「あ、森?!」
『少年』は、眼の前に大きな樹々が広がっているのを見、思わず、感嘆の声を漏らした。両親と妹と共に、牛田の新しい『我が家』に向っていたところであった。
「ああ、なかなかだろう。あれは、『浅野山』だ」
という父親の説明に、『少年』は、思わず、
「え?山?あれ、山なの?」
と、叫ぶような声を出してしまった。
「ビエールが、森と思うのも分からんではない。あそこは、『浅野山緑地』ともいうからな」
『少年』の父親は、やはり、『なんでも知っているパパ』であった。
「浅野って、ひょっとして、広島藩の?」
「ああ、そうだ。

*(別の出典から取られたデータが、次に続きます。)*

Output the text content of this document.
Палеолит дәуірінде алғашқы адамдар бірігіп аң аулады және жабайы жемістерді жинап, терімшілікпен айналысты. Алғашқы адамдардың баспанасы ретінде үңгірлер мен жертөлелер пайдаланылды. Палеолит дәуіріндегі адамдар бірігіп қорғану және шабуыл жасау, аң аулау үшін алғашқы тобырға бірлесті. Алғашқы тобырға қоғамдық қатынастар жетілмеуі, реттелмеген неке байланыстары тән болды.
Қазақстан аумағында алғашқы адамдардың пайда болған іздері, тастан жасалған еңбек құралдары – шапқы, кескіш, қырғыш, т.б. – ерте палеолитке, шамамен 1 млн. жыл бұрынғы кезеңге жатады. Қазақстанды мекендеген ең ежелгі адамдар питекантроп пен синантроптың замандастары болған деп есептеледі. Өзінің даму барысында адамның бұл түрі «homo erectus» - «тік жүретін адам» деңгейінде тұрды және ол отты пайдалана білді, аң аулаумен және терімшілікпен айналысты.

広島藩の『浅野家』のことだ」
「そうなのお!牛田って、お公家さんの土地だけではなくって、広島の殿様の土地でもあったの?」
「『浅野山緑地』は、殆どが『浅野家』の墓地なんだそうだ」
「ええー!」
「それにな、さっき、ここまで来る途中に、お寺があっただろ?日通寺というんだが、『浅野家』の菩提寺なんだ。つまり、『浅野家』のお寺ということだな」
「牛田って、凄いところなんだね。でも、広島の『浅野家』って….」
(続く)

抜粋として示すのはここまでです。